I mean, as a romance, this story has it all. Perseus (Harry Hamlin) is the son of Zeus and so is, in a literal way, god-like himself. His tortured past includes being cast out into the sea with his mother by a vengeful, slightly-incestuous grandfather. When he comes of age and sets out to find his destiny (helped along by the meddling gods of Olympus), it is love at first sight when he lays eyes on the beautiful Andromeda (Judi Bowker). Of course she falls in love with him, too, but since this is a Greek myth, much angst must ensue. Perseus must rescue Andromeda from the wrath of the Kraken, a sea monster, after Andromeda's mother Cassiopeia pisses off the goddess Thetis.

Add to this classic hero's journey men in short skirts, a heroine who is allowed to be a helpless waif given the time period in which the story is set, and the deux au machina that are the Greek gods and you have a can't-lose combination. This particular telling also included such acting greats as Sir Laurence Olivier, Burgess Meredith, and Maggie Smith.

For a great brain-candy treat on a sultry too-hot-to-go-outside Sunday afternoon, Clash of the Titans is a winner.

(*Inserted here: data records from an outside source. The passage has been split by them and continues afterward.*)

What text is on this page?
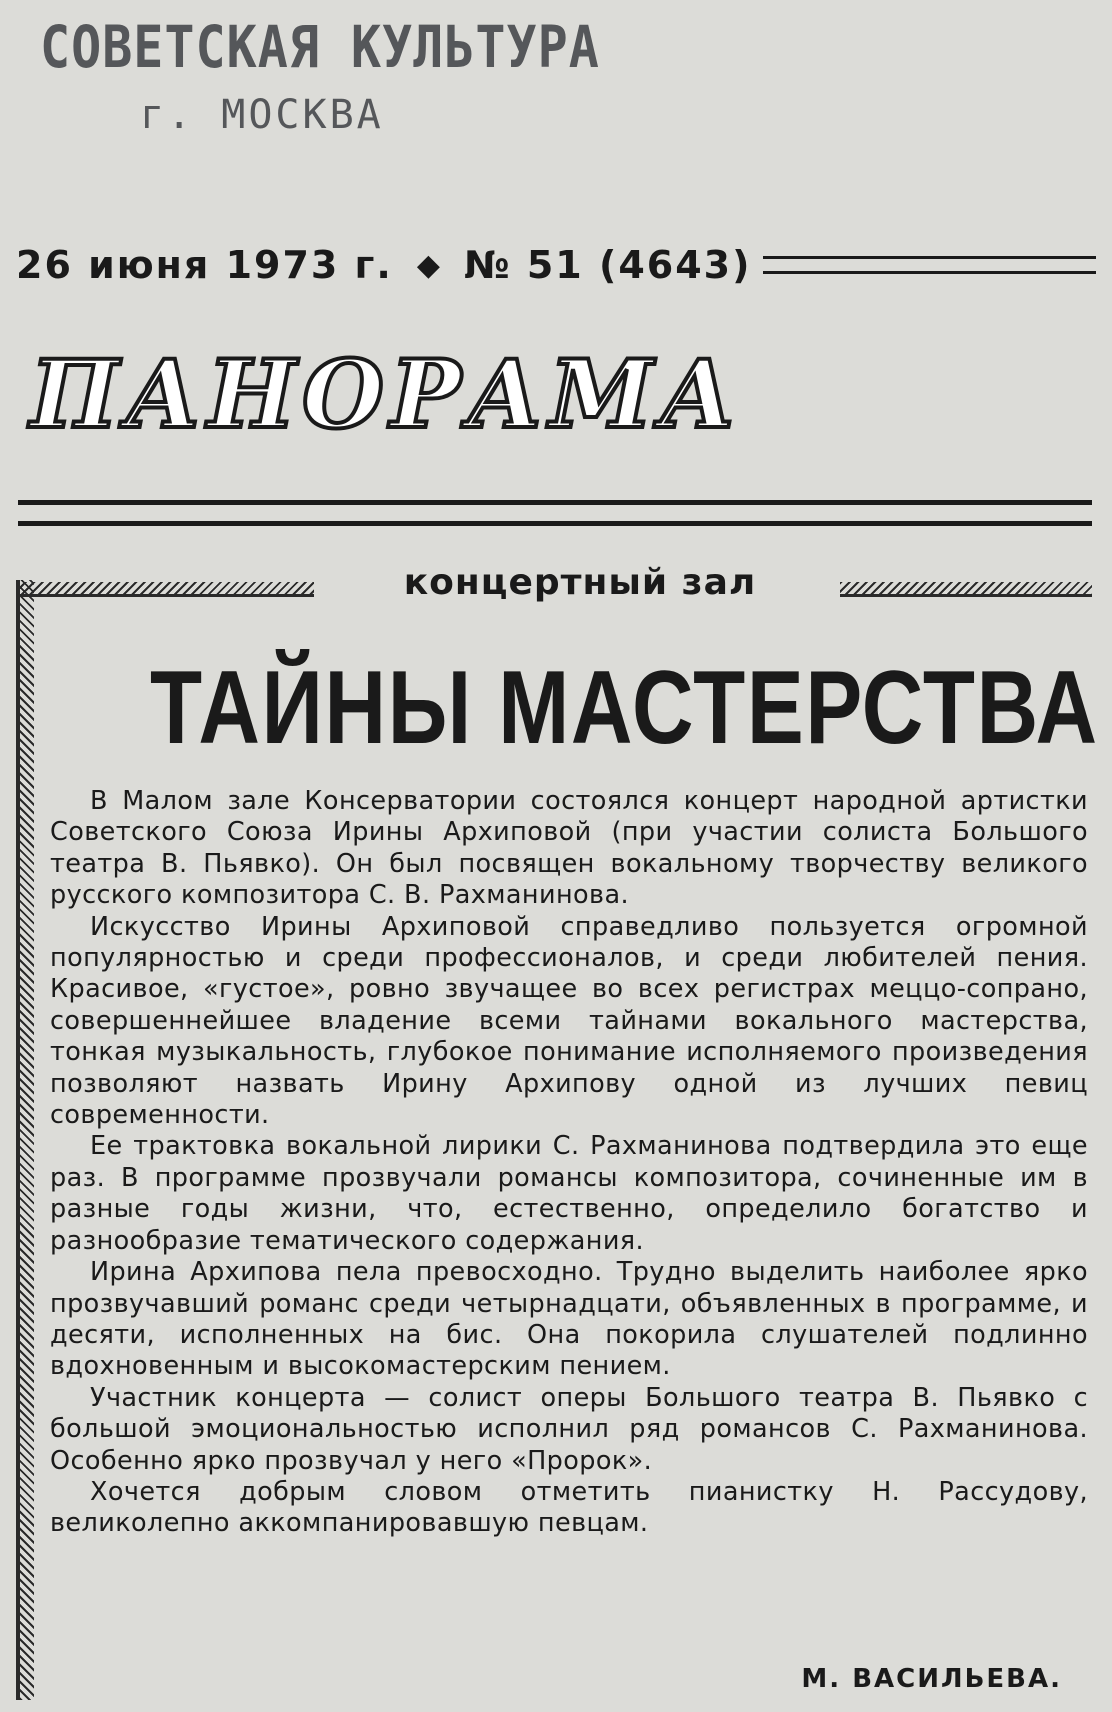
СОВЕТСКАЯ КУЛЬТУРА
г. МОСКВА
26 июня 1973 г. ◆ № 51 (4643)
ПАНОРАМА
концертный зал
ТАЙНЫ МАСТЕРСТВА

В Малом зале Консерватории состоялся концерт народной артистки Советского Союза Ирины Архиповой (при участии солиста Большого театра В. Пьявко). Он был посвящен вокальному творчеству великого русского композитора С. В. Рахманинова.

Искусство Ирины Архиповой справедливо пользуется огромной популярностью и среди профессионалов, и среди любителей пения. Красивое, «густое», ровно звучащее во всех регистрах меццо-сопрано, совершеннейшее владение всеми тайнами вокального мастерства, тонкая музыкальность, глубокое понимание исполняемого произведения позволяют назвать Ирину Архипову одной из лучших певиц современности.

Ее трактовка вокальной лирики С. Рахманинова подтвердила это еще раз. В программе прозвучали романсы композитора, сочиненные им в разные годы жизни, что, естественно, определило богатство и разнообразие тематического содержания.

Ирина Архипова пела превосходно. Трудно выделить наиболее ярко прозвучавший романс среди четырнадцати, объявленных в программе, и десяти, исполненных на бис. Она покорила слушателей подлинно вдохновенным и высокомастерским пением.

Участник концерта — солист оперы Большого театра В. Пьявко с большой эмоциональностью исполнил ряд романсов С. Рахманинова. Особенно ярко прозвучал у него «Пророк».

Хочется добрым словом отметить пианистку Н. Рассудову, великолепно аккомпанировавшую певцам.

М. ВАСИЛЬЕВА.
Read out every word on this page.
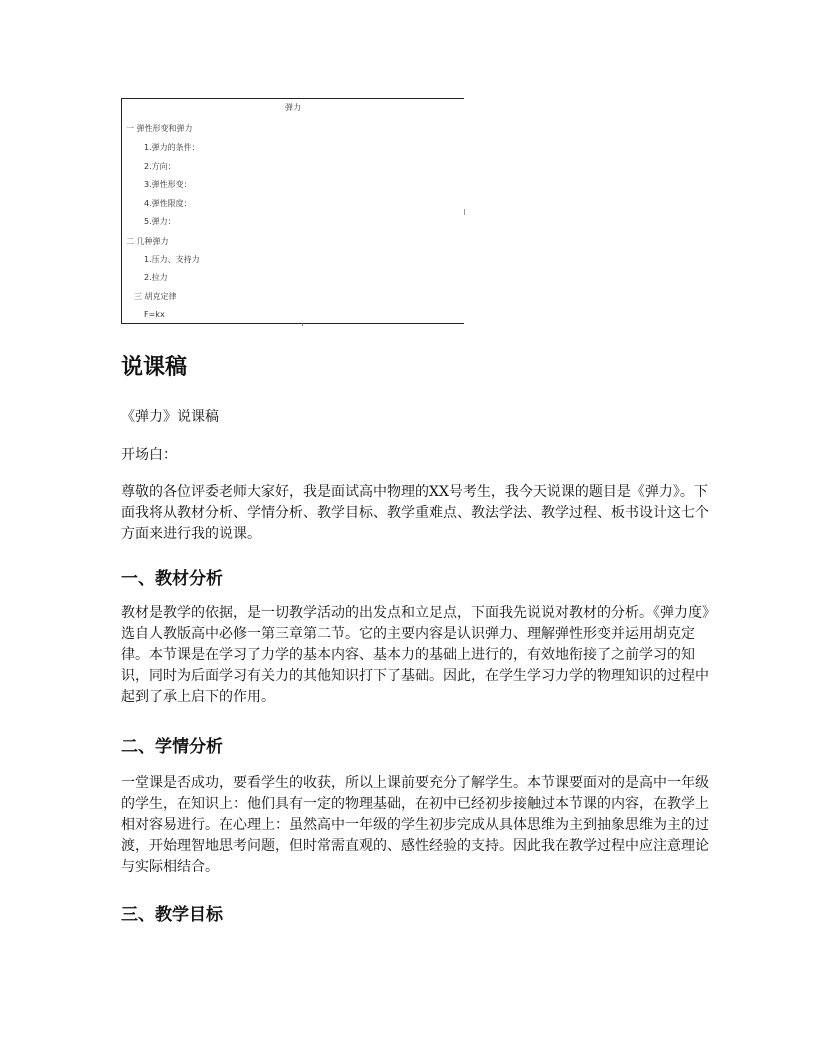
弹力
一 弹性形变和弹力
1.弹力的条件：
2.方向：
3.弹性形变：
4.弹性限度：
5.弹力：
二 几种弹力
1.压力、支持力
2.拉力
三 胡克定律
F=kx
说课稿

《弹力》说课稿

开场白：

尊敬的各位评委老师大家好，我是面试高中物理的XX号考生，我今天说课的题目是《弹力》。下面我将从教材分析、学情分析、教学目标、教学重难点、教法学法、教学过程、板书设计这七个方面来进行我的说课。

一、教材分析

教材是教学的依据，是一切教学活动的出发点和立足点，下面我先说说对教材的分析。《弹力度》选自人教版高中必修一第三章第二节。它的主要内容是认识弹力、理解弹性形变并运用胡克定律。本节课是在学习了力学的基本内容、基本力的基础上进行的，有效地衔接了之前学习的知识，同时为后面学习有关力的其他知识打下了基础。因此，在学生学习力学的物理知识的过程中起到了承上启下的作用。

二、学情分析

一堂课是否成功，要看学生的收获，所以上课前要充分了解学生。本节课要面对的是高中一年级的学生，在知识上：他们具有一定的物理基础，在初中已经初步接触过本节课的内容，在教学上相对容易进行。在心理上：虽然高中一年级的学生初步完成从具体思维为主到抽象思维为主的过渡，开始理智地思考问题，但时常需直观的、感性经验的支持。因此我在教学过程中应注意理论与实际相结合。

三、教学目标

Turn off the part of your brain that wants to laugh at the cheese and enjoy a great romance.

2 comments:

Caro said...

I love Clash of the Titans -- it's such a dreadful film, yet every time it's on TV, we watch it.

And the effects are so cheesy and definitely not Harryhausen's finest (7th Voyage of Sinbad holds up much better and also has a hunky hero), the dialogue is absolutely lame, and so many good actors are criminally misused, but I will always have a soft spot in my heart for it.

MaryF said...

I showed it to my 5th graders after we did a unit on Greek mythology. They were cracking up so hard at the special effects they barely noticed the bare breasts - HOW could I have forgotten about that?